Justyna Bacz : l’émotion au sommet pour la clôture du Festival !

Le concert débute par un tour de chant d’Evelyne Bailly-Grandvaux, une fidèle du festival de l’Argentière (et d’autres) qui, accompagnée par Jean-Sébastien Bressy au piano, nous interprète quatre titres de façon sensible et émouvante.

Ensuite, le concert commence. Justyna Bacz remercie Maurice et Hélène Bonnardel remercie également son pianiste, Jean-Sébastien Bressy, « qui a bien voulu m’accompagner ce soir », et rend hommage à la forte présence des Polonais à l’Argentière. Puis, elle parle de l’Impasse Florimont qu’elle a visitée avec beaucoup d’émotion.

Tour de chant sétois

Elle commence ensuite son tour de chant par « L’Auvergnat » qu’elle a entendu dans le métro parisien, joué au ukulélé et qui l’a beaucoup émue. Elle le chante en français, puis en polonais. Dès le début, l’accompagnement de la guitare et du piano fait des merveilles. Justyna est belle, elle a une très belle voix, elle est sincère et chante avec son coeur. Elle parle de son disque « Brassens, mon amour » qu’elle a enregistré et nous explique que cet amour a commencé avec « Dans l’eau de la claire fontaine ».  Les titres se succèdent : « Les amoureux des bancs publics », interprété dans un style très cabaret qui me fait penser à Patricia Kaas ; « Le vent » pour lequel le piano donne un superbe cachet, un « Maman, papa » très swing (la première chanson qu’elle a traduite en français). Pour « Il n’y a pas d’amour heureux », qu’elle a mis près d’un an à traduire, elle commence a capella avec un peu de guitare, puis le piano rejoint l’ensemble : l’émotion est tellement forte que personne, dans la salle, ne chante. Elle termine en disant doucement « espérons tout de même qu’il y ait des amours heureux ». « La marche nuptiale » est également un moment de grâce. C’est son titre préféré qu’elle dédie à ses parents. Toute la chanson est un crescendo grandiose et je regrette de n’avoir pas pensé à filmer ce moment, mais j’étais bien trop occupée à le vivre.

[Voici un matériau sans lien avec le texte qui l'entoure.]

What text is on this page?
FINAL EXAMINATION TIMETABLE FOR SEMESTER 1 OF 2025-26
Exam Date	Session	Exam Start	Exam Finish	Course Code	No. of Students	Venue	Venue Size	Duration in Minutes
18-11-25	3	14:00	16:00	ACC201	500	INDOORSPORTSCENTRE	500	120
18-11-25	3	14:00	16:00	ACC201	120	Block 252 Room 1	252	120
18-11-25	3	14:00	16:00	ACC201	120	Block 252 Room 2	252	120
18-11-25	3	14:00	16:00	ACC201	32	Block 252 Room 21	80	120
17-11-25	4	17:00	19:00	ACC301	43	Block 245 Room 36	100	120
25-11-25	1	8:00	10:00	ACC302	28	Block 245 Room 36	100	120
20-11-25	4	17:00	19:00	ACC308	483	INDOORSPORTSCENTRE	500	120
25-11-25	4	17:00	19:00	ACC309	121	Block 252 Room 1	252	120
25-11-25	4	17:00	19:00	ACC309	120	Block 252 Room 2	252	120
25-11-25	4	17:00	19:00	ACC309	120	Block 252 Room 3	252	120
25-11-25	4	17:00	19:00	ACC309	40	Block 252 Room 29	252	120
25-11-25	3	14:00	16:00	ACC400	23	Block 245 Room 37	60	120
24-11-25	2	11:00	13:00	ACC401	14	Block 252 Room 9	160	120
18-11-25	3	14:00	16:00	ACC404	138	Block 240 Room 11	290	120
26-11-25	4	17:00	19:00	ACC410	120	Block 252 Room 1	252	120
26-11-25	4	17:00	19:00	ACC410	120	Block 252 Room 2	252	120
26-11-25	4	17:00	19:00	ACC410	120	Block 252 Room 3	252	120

De cette première partie, il faudra aussi retenir son interprétation en chanson d’un poème d’Agnieszka Osiecka, une poétesse polonaise, intitulée « Or et ambre ». Ce poème a été traduit en français par Stanislaw Waszak et Justyna l’a mis en musique. Cela parle des amours et des adieux et c’est une chanson très douce. Justyna a également composé une chanson « Oxana » sur une famille ukrainienne qu’elle a accueillie chez elle. Et encore une fois, elle nous transmet beaucoup d’émotion. Cette femme a des idéaux et elle les exprime à travers son art. Elle est belle et émouvante. Elle est modeste aussi quand elle remercie Evelyne qui lui a prêté son instrument : « Evelyne, ta guitare joue toute seule ». Elle remercie également son pianiste, Jean-Sébastien Bressy qui l’entoure de toute son attention et l’accompagne avec finesse et sensibilité. Elle alterne entre les deux langues : polonais et français et le public est sous le charme.

Histoire de femme(s) et balade dans la chanson française

Lors de la deuxième partie, Justyna met à l’honneur des chansons du répertoire d’artistes francophones en souhaitant retracer une histoire de la vie de la femme. Son programme est bien construit : de Marie Myriam (« L’oiseau et l’enfant ») à Desirless (« Voyage voyage ») en passant par Patricia Kaas (eh oui, mon impression du début se confirmera avec une superbe interprétation d’un titre que j’adore : « Mademoiselle chante le blues »). Il est impossible de tout citer, mais je retiendrais une chanson que je ne connaissais pas : « Balade pour un sourire » de Sylvie Vartan et qui m’a beaucoup touchée (« Je t’ai attendu presque toute une année /Et maintenant tu es là / Si fragile encore que j’ai peur de bouger /Quand tu t’endors dans mes bras »).

Justina Bacz, Argentière la Bessée, 2022, crédit photo Sébastien CHOLIER

Le récital prend fin après deux heures de spectacle et deux rappels. Justyna revient saluer avec Jean-Sébastien et Evelyne, puis s’éclipse sous les bravos des spectateurs, heureux et émus d’avoir vécu une soirée exceptionnelle.